Chris Roca, 23, waited in line for more than three hours to enroll in a health plan at a sign-up event in Panorama City. But he said he doesn't expect he'll get much use from his insurance.
"I'm just happy I don't have to pay the penalty," Roca said.
The Affordable Care Act requires most Americans to have health insurance in 2014, or pay a penalty of $95 per adult or 1% of their adjusted gross income, whichever is greater. Those penalties increase in future years.
Monday was the last official day for open enrollment. But California granted an extension until April 15 for people who started their applications before the deadline or ran into technical difficulties as the state website faltered late.
Overall, more than 1.2 million people have enrolled in health plans through the Covered California insurance exchange. An additional 1.5 million Californians are likely to be eligible for Medi-Cal, the state's version of Medicaid.

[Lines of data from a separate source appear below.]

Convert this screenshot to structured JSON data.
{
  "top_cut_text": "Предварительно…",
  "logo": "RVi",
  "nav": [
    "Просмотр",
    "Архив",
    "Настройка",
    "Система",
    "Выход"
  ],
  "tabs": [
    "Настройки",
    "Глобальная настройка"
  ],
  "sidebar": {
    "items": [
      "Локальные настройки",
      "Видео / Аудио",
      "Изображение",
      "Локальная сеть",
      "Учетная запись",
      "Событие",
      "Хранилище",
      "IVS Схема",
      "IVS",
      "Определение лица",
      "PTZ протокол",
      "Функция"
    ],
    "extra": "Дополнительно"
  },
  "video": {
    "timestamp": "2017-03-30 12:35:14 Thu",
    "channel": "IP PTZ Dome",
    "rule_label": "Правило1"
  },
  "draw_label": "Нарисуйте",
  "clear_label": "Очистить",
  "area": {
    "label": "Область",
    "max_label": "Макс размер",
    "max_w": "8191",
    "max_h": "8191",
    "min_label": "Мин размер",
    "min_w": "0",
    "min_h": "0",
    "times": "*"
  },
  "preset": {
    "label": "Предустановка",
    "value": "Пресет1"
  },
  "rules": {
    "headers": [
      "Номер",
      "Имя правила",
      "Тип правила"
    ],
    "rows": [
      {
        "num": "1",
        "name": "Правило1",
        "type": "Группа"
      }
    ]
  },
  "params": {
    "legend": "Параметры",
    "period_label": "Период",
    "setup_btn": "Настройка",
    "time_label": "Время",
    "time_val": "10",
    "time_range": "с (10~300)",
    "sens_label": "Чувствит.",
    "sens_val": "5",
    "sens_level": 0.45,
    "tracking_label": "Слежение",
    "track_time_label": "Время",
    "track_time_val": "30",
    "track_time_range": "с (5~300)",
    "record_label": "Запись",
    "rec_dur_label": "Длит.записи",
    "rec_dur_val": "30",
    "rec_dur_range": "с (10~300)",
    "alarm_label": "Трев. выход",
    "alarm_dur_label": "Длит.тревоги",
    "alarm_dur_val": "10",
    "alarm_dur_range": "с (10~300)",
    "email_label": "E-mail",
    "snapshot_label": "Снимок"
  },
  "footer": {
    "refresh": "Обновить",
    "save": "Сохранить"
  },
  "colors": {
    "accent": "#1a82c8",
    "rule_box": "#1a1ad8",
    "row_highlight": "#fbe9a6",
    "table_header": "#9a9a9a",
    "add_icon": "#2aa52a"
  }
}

Nationwide, sign-ups on the new online marketplaces have surpassed the Obama administration's goal of 7 million. Thus far, about 85% of customers have paid their initial premium, so the final enrollment tally may be slightly lower.
In its advertising, Covered California often played up the benefits of Obamacare, such as guaranteed coverage regardless of pre-existing conditions and access to checkups and mammograms.
There was very little talk about the penalties until the enrollment deadline got closer.
Peter Lee, executive director of Covered California, attributed the strong turnout ahead of the deadline largely to residents wanting the peace of mind that comes from having comprehensive health insurance at an affordable price. Federal premium subsidies lowered the rates substantially for many enrollees.
"We saw an enormous surge of applicants during the final week of March," Lee said Thursday after testifying about the state's performance at a congressional hearing in Washington. "This shows how strong the demand is from Californians wanting and needing quality coverage."
College student Hector Escobar showed up at the Cal State L.A. campus during spring break last week just to get Obamacare coverage.
Escobar, who lives in Downey, didn't know about the approaching deadline, but he had heard about the penalty.
"I didn't want to pay the $90-something for the next year," he said.